This is it: the study I had been working on all winter (together with my colleague Marcello and our professor Effy Vayena) was published in Nature Machine Intelligence. It is an in-depth review of a corpus of 84 documents consisting of (or containing) ethical principles for artificial intelligence. Although no single principles occurred in all documents, some are more prevalent than others — and others are strikingly underrepresented.
Here is a link to the article “The global landscape of AI ethics guidelines”: https://www.nature.com/articles/s42256-019-0088-2. Unfortunately it is behind a paywall (and we were not able to select the option of having the article published Open Access), but if you get in touch via e-mail (email@example.com), on Social Media, or via ResearchGate, I will be more than happy to send you the article. (*)
This is what the abstract says:
In the past five years, private companies, research institutions and public sector organizations have issued principles and guidelines for ethical artificial intelligence (AI). However, despite an apparent agreement that AI should be ‘ethical’, there is debate about both what constitutes ‘ethical AI’ and which ethical requirements, technical standards and best practices are needed for its realization. To investigate whether a global agreement on these questions is emerging, we mapped and analysed the current corpus of principles and guidelines on ethical AI. Our results reveal a global convergence emerging around five ethical principles (transparency, justice and fairness, non-maleficence, responsibility and privacy), with substantive divergence in relation to how these principles are interpreted, why they are deemed important, what issue, domain or actors they pertain to, and how they should be implemented. Our findings highlight the importance of integrating guideline-development efforts with substantive ethical analysis and adequate implementation strategies.

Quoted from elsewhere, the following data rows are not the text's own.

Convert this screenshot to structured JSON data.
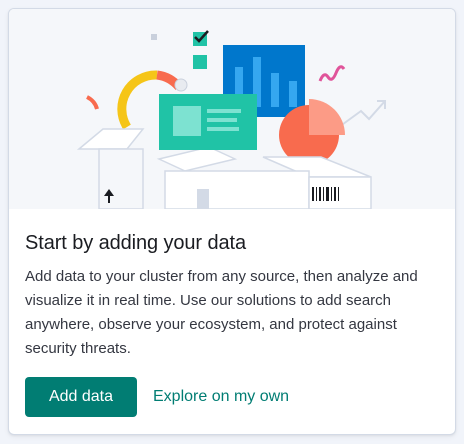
{
  "card": {
    "title": "Start by adding your data",
    "description": "Add data to your cluster from any source, then analyze and visualize it in real time. Use our solutions to add search anywhere, observe your ecosystem, and protect against security threats.",
    "primary_button": "Add data",
    "secondary_link": "Explore on my own"
  },
  "colors": {
    "accent": "#017d73",
    "illustration_blue": "#0077cc",
    "illustration_teal": "#20c3a6",
    "illustration_coral": "#f86b4e",
    "illustration_yellow": "#f5c518",
    "illustration_pink": "#e0549a"
  },
  "icons": [
    "checkbox-check-icon",
    "bar-chart-icon",
    "donut-chart-icon",
    "pie-chart-icon",
    "up-arrow-icon",
    "barcode-icon",
    "trend-line-icon",
    "squiggle-icon"
  ]
}
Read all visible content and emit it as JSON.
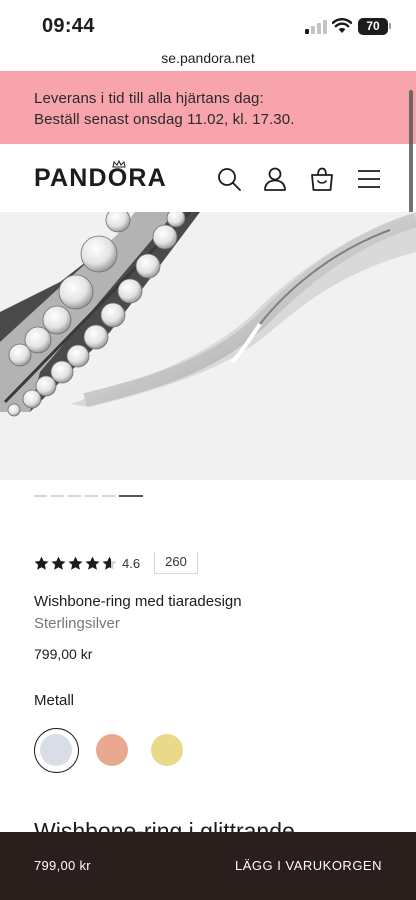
{
  "status_bar": {
    "time": "09:44",
    "battery": "70"
  },
  "browser": {
    "url": "se.pandora.net"
  },
  "promo": {
    "line1": "Leverans i tid till alla hjärtans dag:",
    "line2": "Beställ senast onsdag 11.02, kl. 17.30."
  },
  "header": {
    "logo": "PANDORA",
    "icons": [
      "search-icon",
      "account-icon",
      "shopping-bag-icon",
      "menu-icon"
    ]
  },
  "gallery": {
    "image_count": 6,
    "active_index": 5
  },
  "product": {
    "rating": "4.6",
    "rating_stars": 4.6,
    "review_count": "260",
    "name": "Wishbone-ring med tiaradesign",
    "material": "Sterlingsilver",
    "price": "799,00 kr"
  },
  "metal": {
    "label": "Metall",
    "options": [
      {
        "name": "silver",
        "color": "#d9dde6",
        "selected": true
      },
      {
        "name": "rose-gold",
        "color": "#eaa98f",
        "selected": false
      },
      {
        "name": "gold",
        "color": "#ead98a",
        "selected": false
      }
    ]
  },
  "description": {
    "heading_partial": "Wishbone-ring i glittrande"
  },
  "sticky": {
    "price": "799,00 kr",
    "cta": "LÄGG I VARUKORGEN"
  },
  "colors": {
    "promo_bg": "#f8a4ac",
    "sticky_bg": "#2a1f1d"
  }
}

On twitter I have given a little more information about our findings in a short thread:
There are more tweets, and if you click on the date link you should be able to acces the whole thread.
Although we analyzed 84 documents, many more AI principles and ethics guidelines exist today. For one, there is the time difference between the time one submits the first version of an article to a journal and the moment it is published (peer-review and production take time, and I would like to add that NMI has been much faster than I, a qualitative social scientist, have been used to from other experiences). But there is also another catch-22, due to our research design: our in-depth analysis takes time, and while we were analyzing new guidelines, even more principles would be issued during that time. At one point we simply had to wrap up… This will also explain why our analysis only takes into account the version of the documents our methodology provided us with, and does not account for subsequent versions (the Montreal Declaration, for example, was in stakeholder consultation stage so our analysis is not about its final version).

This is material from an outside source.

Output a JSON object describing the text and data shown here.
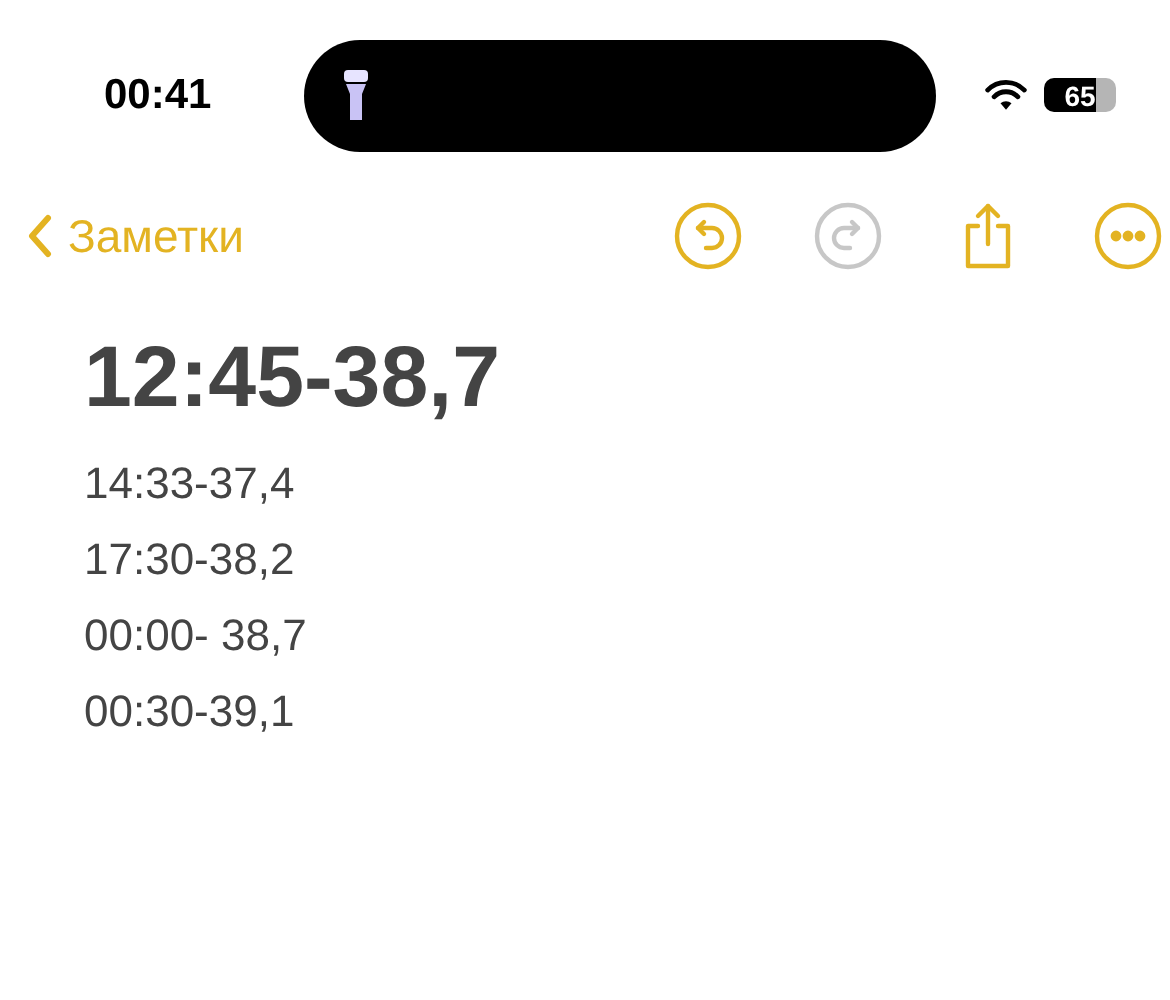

Therefore, and for methodological reasons, we are only able to provide a snapshot in time. Yet we hope that our research can serve as an overview and a stepping stone for anyone involved with “ethical AI”, from researchers and scholars to technology developers to policy makers.

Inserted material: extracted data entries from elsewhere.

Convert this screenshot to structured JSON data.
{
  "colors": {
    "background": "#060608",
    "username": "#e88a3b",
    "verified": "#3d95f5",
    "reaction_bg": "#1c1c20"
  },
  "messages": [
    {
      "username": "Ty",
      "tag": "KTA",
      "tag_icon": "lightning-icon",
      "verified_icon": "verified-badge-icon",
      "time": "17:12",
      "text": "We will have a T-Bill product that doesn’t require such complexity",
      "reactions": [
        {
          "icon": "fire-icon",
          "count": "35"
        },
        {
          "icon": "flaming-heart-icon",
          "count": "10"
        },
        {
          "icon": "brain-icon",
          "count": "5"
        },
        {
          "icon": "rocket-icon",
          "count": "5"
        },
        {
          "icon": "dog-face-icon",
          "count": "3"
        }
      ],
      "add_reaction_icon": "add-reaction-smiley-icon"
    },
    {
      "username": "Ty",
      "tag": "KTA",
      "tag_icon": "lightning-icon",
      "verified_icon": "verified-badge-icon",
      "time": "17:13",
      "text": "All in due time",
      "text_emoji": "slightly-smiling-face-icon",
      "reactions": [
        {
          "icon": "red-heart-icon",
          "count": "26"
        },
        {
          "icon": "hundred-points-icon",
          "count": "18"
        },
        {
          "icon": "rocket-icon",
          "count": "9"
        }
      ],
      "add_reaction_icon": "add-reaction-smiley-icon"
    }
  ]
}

(*) FWIW we did post a pre-print version on arXiv.org, though I am compelled to highlight that the arXiv version is not identical with the NMI journal version: it is our author version, before peer-review, and in addition to the clarifying modifications we were able to make in the final version thanks to the reviewer comments, one document was initially wrongly attributed to the UK instead of the USA (something we were able to correct thanks to a generous reader comment).